Well, I do. So I went in search of an expert who agreed with me. And I finally found one. Random House’s Maven explains that while the captious Brits are correct that it was not the original or once-correct past tense, “snuck” has snuck into the US lexicon and is today the widely accepted, and sometimes even preferred, past tense form. So there.
The origin of snuck seems to come from the deep South and was first viewed as the vocabulary of the uneducated. A fact I find quite hilarious considering that to me, “sneaked” sounds like the uneducated, preschool version. Of course, I am also the idiot who once severely chided a writer for peppering his script with the word “shooter” because it was “poor English,” and that he would have to “improve his vocabulary beyond the third grade level” if he ever hoped to sell a script. See?? Grammar Nazi poser, arrogance and all. Thank God that both the script submission and the critique were anonymous so neither of us had to suffer the embarrassment of revealing just exactly who the uneducated idiot was.

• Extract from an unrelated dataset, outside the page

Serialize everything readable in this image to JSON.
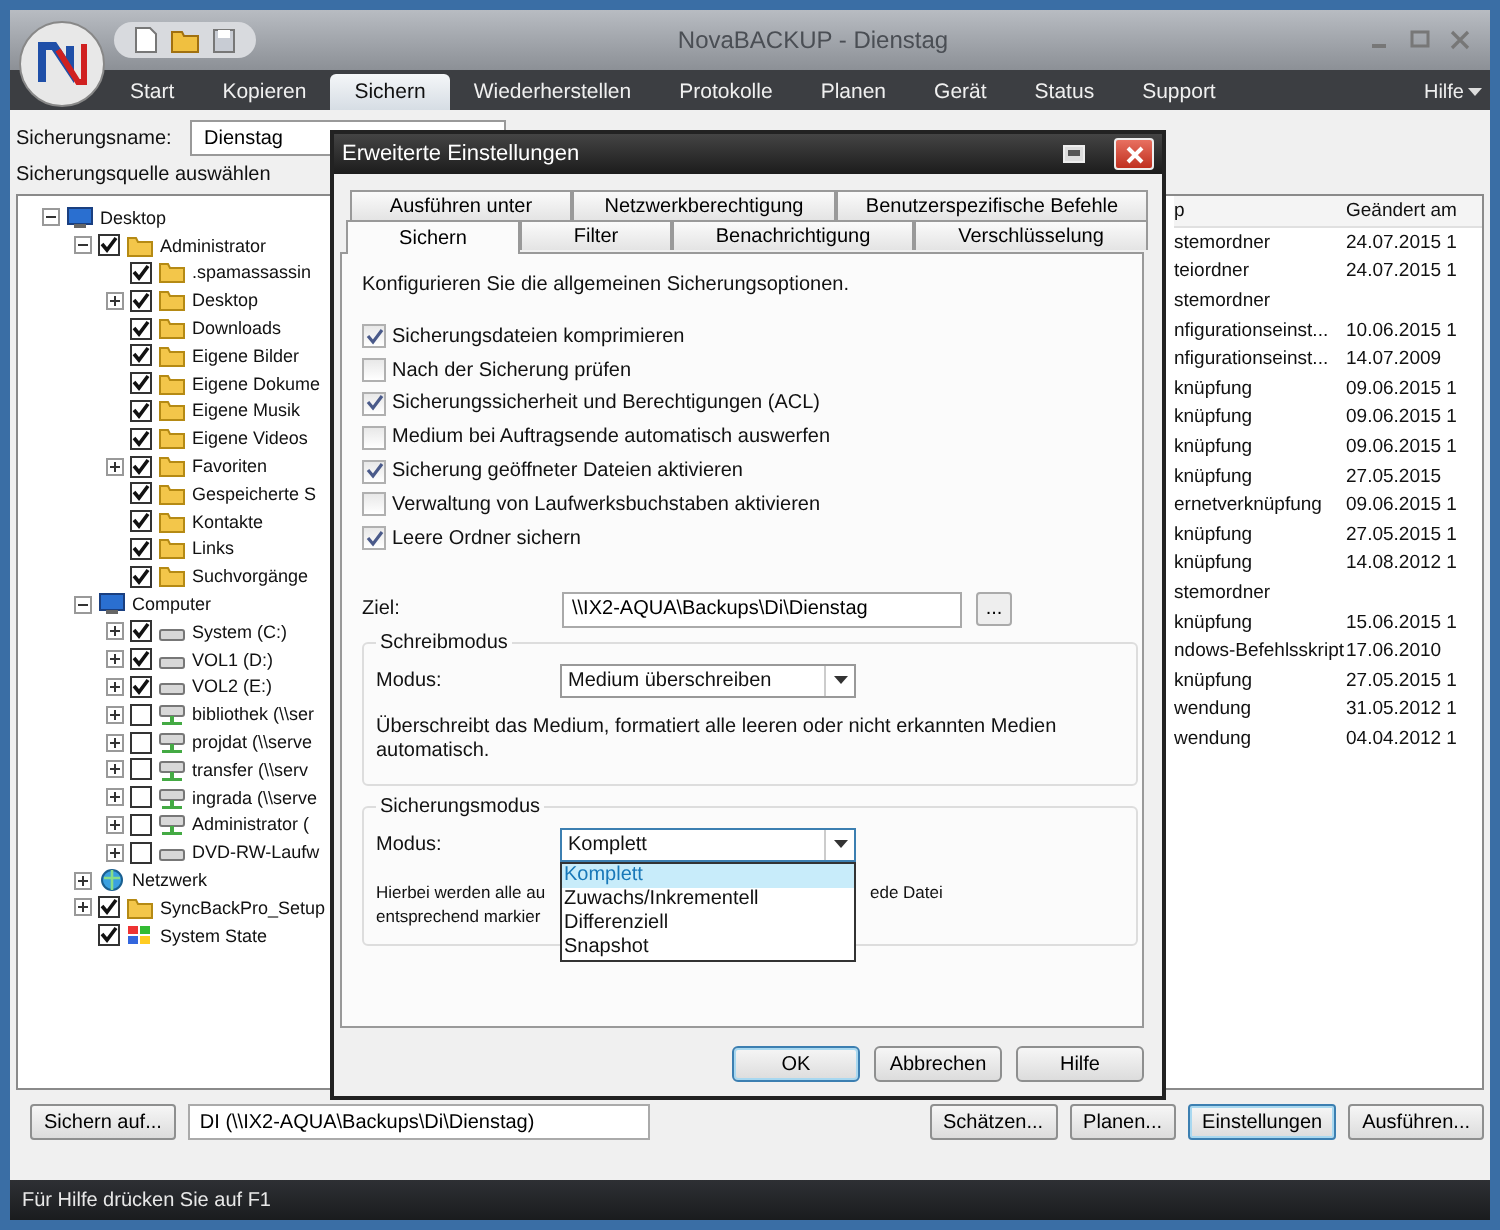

As I lay in bed last night mumbling curses at the writer of the Glen Beck letter who pulled back the curtain of my Grammar Nazi control booth exposing me for the poser I am and who was now robbing me of blissful sleep, I struggled to embrace this new word that had sneaked up on me….
Nope. Can’t do it. Sneaked still feels like I’m back in preschool.
Lord help me, I’m in vocabulary hell!